Francois Villeroy de Galhau, BNP’s chief operating officer, said cultural fluency in Germany was important. A key factor for small business clients in Germany, Mr. Villeroy de Galhau said, is sustainability, using “Nachhaltigkeit,’’a German term that approximates the word. Basically, German clients want to know that BNP is here to stay in Germany.

“We are quite convincing in the fact that we are serious about Germany,” he said.

“German firms have come to expect a bank to stand by them in bad times as well as good.”

Marc Tenbieg,, Head of the German Association for Small- and Medium-sized Enterprise

Persistence paid off for Swedish bank SEB.

Mr. Boheman, the SEB Germany chief, said the bank’s operations started picked up markedly after the financial crisis of 2007-2008. SEB emerged relatively unscathed and expanded lending in Germany. The bank has added 180 new clients in the last four years, he said.

BNP Paribas and HSBC both announced plans last year for a major expansion in the German market, with each hiring 500 new staff. BNP plans to grow its revenue by nearly 50 percent by 2016 to €1.5 billion, from €1.1 billion in 2012, and said it wants to break into the top five German banks. Mr. Schmitz of HSBC Trinkaus has said his bank aims to become the largest international lender to the German Mittelstand.

 

HSBC Trinkaus-dpa
British bank HSBC has spearheaded its German expansion through its HSBC Trinkaus & Burkhardt unit in Düsseldorf. Source: DPA

 

Other banks are pushing in too.

Spain’s Banco Santander acquired the retail banking operations of Sweden’s SEB in Germany in 2010, and has expressed interest in expanding into the corporate market as well. SEB, having jettisoned its retail banking operations, is focusing on its “strengths” on the corporate side, Mr. Boheman said.
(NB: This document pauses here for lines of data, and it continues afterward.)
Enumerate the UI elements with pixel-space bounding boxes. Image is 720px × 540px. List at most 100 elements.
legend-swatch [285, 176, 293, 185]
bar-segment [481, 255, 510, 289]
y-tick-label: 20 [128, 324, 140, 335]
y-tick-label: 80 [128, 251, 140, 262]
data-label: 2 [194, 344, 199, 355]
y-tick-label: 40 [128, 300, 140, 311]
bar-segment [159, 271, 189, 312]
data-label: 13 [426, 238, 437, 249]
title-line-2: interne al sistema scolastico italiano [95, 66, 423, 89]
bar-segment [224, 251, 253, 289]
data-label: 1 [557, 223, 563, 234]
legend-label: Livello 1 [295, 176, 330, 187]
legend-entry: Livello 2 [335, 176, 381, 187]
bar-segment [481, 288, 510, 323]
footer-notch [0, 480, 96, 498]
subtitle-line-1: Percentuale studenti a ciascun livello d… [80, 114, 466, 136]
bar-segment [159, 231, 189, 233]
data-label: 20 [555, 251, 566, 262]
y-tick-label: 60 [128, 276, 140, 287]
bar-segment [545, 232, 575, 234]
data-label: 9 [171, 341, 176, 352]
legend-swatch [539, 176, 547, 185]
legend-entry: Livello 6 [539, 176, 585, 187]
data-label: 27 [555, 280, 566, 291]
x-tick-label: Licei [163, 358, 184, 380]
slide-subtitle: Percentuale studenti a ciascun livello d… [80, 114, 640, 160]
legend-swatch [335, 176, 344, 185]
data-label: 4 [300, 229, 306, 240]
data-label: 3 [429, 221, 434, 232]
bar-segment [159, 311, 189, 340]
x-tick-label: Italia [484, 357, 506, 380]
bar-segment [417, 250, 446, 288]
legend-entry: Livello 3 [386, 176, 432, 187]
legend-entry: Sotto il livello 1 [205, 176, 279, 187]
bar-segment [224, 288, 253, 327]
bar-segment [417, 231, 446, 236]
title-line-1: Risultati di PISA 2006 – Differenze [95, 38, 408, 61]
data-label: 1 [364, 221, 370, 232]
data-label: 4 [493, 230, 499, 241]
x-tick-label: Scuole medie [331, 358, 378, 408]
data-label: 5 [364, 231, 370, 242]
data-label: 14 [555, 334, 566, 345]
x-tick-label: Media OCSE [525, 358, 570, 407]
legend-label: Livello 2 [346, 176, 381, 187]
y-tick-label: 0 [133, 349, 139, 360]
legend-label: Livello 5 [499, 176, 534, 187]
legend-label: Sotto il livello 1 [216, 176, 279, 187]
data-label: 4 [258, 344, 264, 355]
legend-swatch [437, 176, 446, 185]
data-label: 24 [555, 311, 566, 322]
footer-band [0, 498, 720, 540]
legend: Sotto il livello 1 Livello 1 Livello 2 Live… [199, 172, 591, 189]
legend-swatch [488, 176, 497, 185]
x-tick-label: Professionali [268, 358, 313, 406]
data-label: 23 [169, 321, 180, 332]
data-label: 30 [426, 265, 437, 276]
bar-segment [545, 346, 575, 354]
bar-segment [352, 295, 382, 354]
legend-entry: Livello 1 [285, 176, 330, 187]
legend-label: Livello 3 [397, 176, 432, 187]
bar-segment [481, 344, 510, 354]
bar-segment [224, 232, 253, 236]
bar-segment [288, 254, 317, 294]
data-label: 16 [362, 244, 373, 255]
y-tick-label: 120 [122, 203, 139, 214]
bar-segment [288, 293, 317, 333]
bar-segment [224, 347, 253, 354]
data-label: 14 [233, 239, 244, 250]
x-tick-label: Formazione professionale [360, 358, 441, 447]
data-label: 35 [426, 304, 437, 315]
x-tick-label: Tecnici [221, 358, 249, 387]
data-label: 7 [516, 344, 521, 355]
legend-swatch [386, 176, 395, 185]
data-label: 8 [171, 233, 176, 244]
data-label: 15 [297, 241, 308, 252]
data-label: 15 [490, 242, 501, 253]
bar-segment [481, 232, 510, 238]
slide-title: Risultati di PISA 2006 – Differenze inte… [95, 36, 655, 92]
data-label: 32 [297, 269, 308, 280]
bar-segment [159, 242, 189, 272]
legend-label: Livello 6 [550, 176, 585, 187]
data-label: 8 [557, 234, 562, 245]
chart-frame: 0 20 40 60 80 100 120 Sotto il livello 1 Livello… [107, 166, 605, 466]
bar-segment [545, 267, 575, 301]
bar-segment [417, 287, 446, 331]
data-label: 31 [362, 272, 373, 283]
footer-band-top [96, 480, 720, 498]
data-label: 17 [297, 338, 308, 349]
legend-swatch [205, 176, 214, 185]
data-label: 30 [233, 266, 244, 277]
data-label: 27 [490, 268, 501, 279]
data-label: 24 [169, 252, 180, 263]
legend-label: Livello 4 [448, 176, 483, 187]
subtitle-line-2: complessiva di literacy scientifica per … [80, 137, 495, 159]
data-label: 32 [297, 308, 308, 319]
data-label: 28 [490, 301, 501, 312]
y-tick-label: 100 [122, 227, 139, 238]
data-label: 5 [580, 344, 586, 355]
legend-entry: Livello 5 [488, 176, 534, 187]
The newcomers are prowling the German market for good bankers, said Henning Sander, who leads banking operations at the recruitment firm Hager Unternehmensberatung. Mr. Sander said he has seen a boom over the last 2 to 3 years from foreign banks that recognize they need local talent to survive. “A big fight has started for the best people,” he said.

The banks are also looking to expand through acquisition.

BNP in August announced a deal to acquire a nearly 90-percent stake in DAB Bank, an online retail bank that will nearly double BNP’s customer base in Germany to 1.4 million. Both BNP and Santander have been the subject of speculation that they might acquire at least a portion of Commerzbank, which remains 17-per-cent owned by the German government.

Mr. Villeroy de Galhau would not comment on any rumors, nor would he rule out acquisitions.

He insisted the bank’s priority in Germany is “organic growth.” Its first job over the past year has been to consolidate the 12 different businesses it already has in Germany into one firm. Britain’s HSBC has a head-start, having a more established presence through HSBC Trinkaus.

Investors and locals are convinced the new foreign bankers are in Germany for the long term.

“You don’t need to have a bank from Germany anymore,” Mr. Tenbieg of the Mittelstand association said. “That means the competition will get tougher. This is something German banks also need to start heeding.”